Why is it the Albert Lea school board needs to spend between $12,000 and $15,000 on an assessment of the proposal to adjust the calendar and other questions before the board? Isn’t it the job of school board members themselves to reach out to the voters who put them in office and find out what the pulse of the community is? Why ship thousands of local dollars out of town while teachers often pay for classroom supplies out of their own pockets as it is? The calendar proposal is a fair idea worth consideration, to be sure, but we feel often local governments, from school, city and county, spend too much on feasibility studies conducted by out-of-town consults to determine the obvious. We don’t like that the city feels it needs a feasibility study for the community center idea, either. Aren’t there more reasonable methods for learning what a community wants?
To neighbors not being neighborly.
You’ve probably heard this one in the news, but let’s recap: Police arrested a 57-year-old man in New Brighton on May 5 for allegedly shooting his 46-year-old neighbor and that man’s 48-year-old longtime girlfriend. The man was declared dead at the scene and the woman survived. The shooter lived across the street and was upset at the neighbors for feeding deer.
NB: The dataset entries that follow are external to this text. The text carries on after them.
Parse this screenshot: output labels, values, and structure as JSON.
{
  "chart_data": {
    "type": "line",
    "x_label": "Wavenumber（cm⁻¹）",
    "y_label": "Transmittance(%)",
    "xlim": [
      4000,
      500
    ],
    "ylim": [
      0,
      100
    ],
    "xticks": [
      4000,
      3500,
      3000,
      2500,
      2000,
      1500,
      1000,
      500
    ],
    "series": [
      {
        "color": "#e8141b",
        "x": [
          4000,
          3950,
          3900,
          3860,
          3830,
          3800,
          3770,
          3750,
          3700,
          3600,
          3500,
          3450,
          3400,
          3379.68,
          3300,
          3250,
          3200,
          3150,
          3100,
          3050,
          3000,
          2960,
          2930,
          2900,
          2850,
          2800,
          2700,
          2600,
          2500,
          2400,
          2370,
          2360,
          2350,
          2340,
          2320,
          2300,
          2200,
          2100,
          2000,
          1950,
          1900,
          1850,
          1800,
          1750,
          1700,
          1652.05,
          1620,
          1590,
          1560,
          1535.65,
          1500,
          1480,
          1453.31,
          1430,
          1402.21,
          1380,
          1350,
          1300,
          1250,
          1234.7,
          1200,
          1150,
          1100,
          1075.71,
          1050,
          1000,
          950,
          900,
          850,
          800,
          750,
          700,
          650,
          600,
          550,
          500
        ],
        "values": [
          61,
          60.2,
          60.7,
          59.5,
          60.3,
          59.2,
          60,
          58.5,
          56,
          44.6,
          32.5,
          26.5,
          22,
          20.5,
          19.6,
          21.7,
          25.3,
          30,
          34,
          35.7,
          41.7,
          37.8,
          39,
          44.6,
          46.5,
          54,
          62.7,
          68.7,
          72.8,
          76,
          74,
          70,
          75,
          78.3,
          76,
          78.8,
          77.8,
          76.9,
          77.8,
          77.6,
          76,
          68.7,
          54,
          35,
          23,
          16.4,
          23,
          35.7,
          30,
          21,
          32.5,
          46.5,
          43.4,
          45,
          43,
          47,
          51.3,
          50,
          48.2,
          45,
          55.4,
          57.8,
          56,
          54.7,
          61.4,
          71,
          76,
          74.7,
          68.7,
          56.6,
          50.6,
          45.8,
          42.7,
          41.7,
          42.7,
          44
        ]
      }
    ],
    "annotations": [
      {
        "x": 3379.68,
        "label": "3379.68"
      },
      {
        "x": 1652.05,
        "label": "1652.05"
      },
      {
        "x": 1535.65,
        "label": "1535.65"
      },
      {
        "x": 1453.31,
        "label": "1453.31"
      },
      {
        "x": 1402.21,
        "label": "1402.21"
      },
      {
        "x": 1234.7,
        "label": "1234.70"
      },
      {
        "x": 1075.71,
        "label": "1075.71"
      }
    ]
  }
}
He previously had notified his neighbors about the risks of feeding deer and a feud was simmering over the issue.
Here is our view of the shooting: Being a longtime Minnesotan, the man probably went to church, or at least went to church as a child. Didn’t he ever learn anything from the lessons of Jesus? When Jesus said to love your neighbor, he didn’t mean shoot them.
It’s a good example for the rest of us to be civil when disagreements arise. American success relies on a civil society. Don’t sweat the little stuff. In this case, it was just some deer. Sure, there probably are risks, but nothing worth killing over. Living in Minnesota, even in New Brighton, means encounters with wildlife, with or without feeders. Get used to it. Appreciate the beauty.